Question 3.2.1: Consider an excitation force of the form given in Figure 3.6......
Consider an excitation force of the form given in Figure 3.6. The force is zero until time t_0, when it jumps to a constant level, F_0. This is called the step function, and when used to excite a single-degree-of-freedom system, it might model some machine operation or an automobile running over a surface that changes level (such as a curb). The step function of unit magnitude is called the Heaviside step function as defined in Example 3.1.4. Calculate the solution of
m \ddot{x}+c \dot{x}+k x=F(t)=\left\{\begin{array}{ll} 0, & t_0>t>0 \\ F_0, & t \geq t_0 \end{array}\right\} (3.14)
with x_0=v_0=0 and F(t) as described in Figure 3.6. Here it is assumed that the values of m, c, and k are such that the system is underdamped (0<\zeta<1).
Applying the convolution integral given by equation (3.13) directly yields
\begin{aligned} x(t) & =\frac{1}{m \omega_d} e^{-\zeta \omega_n t} \int_0^t\left[F(\tau) e^{\zeta \omega_n \tau} \sin \omega_d(t-\tau)\right] d \tau \\ & =\frac{1}{m \omega_d} \int_0^t F(t-\tau) e^{-\zeta \omega_n \tau} \sin \omega_d \tau d \tau \end{aligned} (3.13)
\begin{aligned} x(t) & =\frac{1}{m \omega_d} e^{-\zeta \omega_n t}\left[\int_0^{t_0}(0) e^{\zeta \omega_n \tau} \sin \omega_d(t-\tau) d \tau+\int_{t_0}^t F_0 e^{\zeta \omega_n \tau} \sin \omega_d(t-\tau) d \tau\right] \\ & =\frac{F_0}{m \omega_d} e^{-\zeta \omega_n t} \int_{t_0}^t e^{\zeta \omega_n^\tau \sin \omega_d(t-\tau) d \tau} \end{aligned}
Using a table of integrals to evaluate this expression yields
x(t)=\frac{F_0}{k}-\frac{F_0}{k \sqrt{1-\zeta^2}} e^{-\zeta \omega_n\left(t-t_0\right)} \cos \left[\omega_d\left(t-t_0\right)-\theta\right] \quad t \geq t_0 (3.15)
where
\theta=\tan ^{-1} \frac{\zeta}{\sqrt{1-\zeta^2}} (3.16)
Note that if t_0=0, equation (3.15) becomes just
x(t)=\frac{F_0}{k}-\frac{F_0}{k \sqrt{1-\zeta^2}} e^{-\zeta \omega_k t} \cos \left(\omega_d t-\theta\right) (3.17)
and if there is no damping (\zeta=0), this expression simplifies further to
x(t)=\frac{F_0}{k}\left(1-\cos \omega_n t\right) (3.18)
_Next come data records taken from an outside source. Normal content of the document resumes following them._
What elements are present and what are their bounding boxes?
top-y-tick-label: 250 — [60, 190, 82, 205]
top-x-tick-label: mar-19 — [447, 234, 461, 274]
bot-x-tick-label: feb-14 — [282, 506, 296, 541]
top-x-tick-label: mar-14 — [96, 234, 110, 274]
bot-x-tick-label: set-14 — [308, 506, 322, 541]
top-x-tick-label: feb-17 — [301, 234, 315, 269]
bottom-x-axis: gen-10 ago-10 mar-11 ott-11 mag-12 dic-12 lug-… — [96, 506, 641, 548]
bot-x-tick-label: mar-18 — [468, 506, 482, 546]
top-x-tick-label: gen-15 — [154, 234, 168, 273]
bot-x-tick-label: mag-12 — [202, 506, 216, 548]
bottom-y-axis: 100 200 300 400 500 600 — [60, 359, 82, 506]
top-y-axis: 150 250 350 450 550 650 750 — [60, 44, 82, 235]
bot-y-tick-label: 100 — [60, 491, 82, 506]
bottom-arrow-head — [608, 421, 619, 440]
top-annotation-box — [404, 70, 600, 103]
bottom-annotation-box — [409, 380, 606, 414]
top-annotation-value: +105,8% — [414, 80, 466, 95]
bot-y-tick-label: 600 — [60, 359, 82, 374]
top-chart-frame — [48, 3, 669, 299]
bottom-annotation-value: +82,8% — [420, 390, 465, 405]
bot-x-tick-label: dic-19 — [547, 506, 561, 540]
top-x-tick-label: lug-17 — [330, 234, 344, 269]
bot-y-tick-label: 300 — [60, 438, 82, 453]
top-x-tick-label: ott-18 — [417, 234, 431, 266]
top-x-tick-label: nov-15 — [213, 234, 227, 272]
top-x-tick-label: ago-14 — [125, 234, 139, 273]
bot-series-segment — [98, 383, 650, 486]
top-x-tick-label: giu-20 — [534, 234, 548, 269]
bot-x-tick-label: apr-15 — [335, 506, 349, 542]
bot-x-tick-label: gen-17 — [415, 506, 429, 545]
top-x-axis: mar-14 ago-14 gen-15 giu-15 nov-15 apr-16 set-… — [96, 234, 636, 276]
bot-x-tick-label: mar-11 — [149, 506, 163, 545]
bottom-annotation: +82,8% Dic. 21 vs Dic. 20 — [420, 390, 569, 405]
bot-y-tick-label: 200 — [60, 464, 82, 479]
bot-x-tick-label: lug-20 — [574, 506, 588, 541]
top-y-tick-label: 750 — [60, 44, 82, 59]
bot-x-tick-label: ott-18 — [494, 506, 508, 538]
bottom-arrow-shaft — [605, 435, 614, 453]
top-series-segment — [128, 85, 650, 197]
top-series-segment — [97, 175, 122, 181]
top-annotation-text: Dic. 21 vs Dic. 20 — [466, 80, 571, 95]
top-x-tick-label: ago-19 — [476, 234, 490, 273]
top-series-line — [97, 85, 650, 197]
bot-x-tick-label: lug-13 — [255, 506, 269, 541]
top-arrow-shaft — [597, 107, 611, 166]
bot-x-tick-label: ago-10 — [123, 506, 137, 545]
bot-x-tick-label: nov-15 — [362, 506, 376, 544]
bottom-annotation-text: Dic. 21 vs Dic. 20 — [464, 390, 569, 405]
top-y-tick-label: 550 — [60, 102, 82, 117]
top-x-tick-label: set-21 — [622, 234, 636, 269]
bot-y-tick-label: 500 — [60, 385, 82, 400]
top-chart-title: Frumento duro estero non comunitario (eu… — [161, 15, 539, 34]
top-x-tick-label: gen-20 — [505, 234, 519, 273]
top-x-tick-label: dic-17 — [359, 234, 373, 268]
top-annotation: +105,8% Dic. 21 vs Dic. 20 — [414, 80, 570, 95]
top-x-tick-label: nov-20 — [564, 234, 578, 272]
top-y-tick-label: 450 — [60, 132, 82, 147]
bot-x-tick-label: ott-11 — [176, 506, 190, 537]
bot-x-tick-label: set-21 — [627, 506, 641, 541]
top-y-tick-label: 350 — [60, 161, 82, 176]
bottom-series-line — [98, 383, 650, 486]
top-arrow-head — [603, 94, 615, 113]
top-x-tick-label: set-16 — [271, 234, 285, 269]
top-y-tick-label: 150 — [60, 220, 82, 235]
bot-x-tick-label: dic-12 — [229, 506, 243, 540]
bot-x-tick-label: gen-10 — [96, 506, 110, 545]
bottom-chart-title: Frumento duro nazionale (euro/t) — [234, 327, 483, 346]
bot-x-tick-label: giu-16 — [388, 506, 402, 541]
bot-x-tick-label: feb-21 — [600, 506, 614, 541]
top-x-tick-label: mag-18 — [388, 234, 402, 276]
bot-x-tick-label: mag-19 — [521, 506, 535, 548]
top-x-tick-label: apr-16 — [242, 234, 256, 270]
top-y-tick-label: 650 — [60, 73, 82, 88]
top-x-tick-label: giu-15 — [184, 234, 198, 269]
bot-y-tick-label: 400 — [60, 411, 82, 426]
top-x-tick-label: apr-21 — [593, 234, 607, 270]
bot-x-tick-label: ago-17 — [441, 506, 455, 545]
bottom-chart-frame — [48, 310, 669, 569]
Examining the damped response given in equation (3.17), it is obvious that for large time the second term of the response dies out and the steady state is just
x_{ ss }(t)=\frac{F_0}{k} (3.19)
In fact, the underdamped step response given by equations (3.15) and (3.17) consists of the constant function F_0 / k minus a decaying oscillation, as illustrated in Figure 3.7.
Often in the design of vibrating systems subject to a step input, the time it takes for the response to reach the largest value, called the time to peak and denoted t_p in Figure 3.7, is used as a measure of the quality of the response. Other quantities used to measure the character of the step response are the overshoot, denoted by O.S. in Figure 3.7, which is the largest value of the response “over” the steady-state value, and the settling time, denoted by t_s in Figure 3.7. The settling time is the time it takes for the response to get and stay within a certain percentage of the steady-state response. For the case of t_0=0, t_p and t_s are given by t_p=\pi / \omega_d and t_s=3.5 / \zeta \omega_n. The peak time is exact (see Problem 3.25), and the settling time is an approximation of when the response stays within 3% of the steady-state value.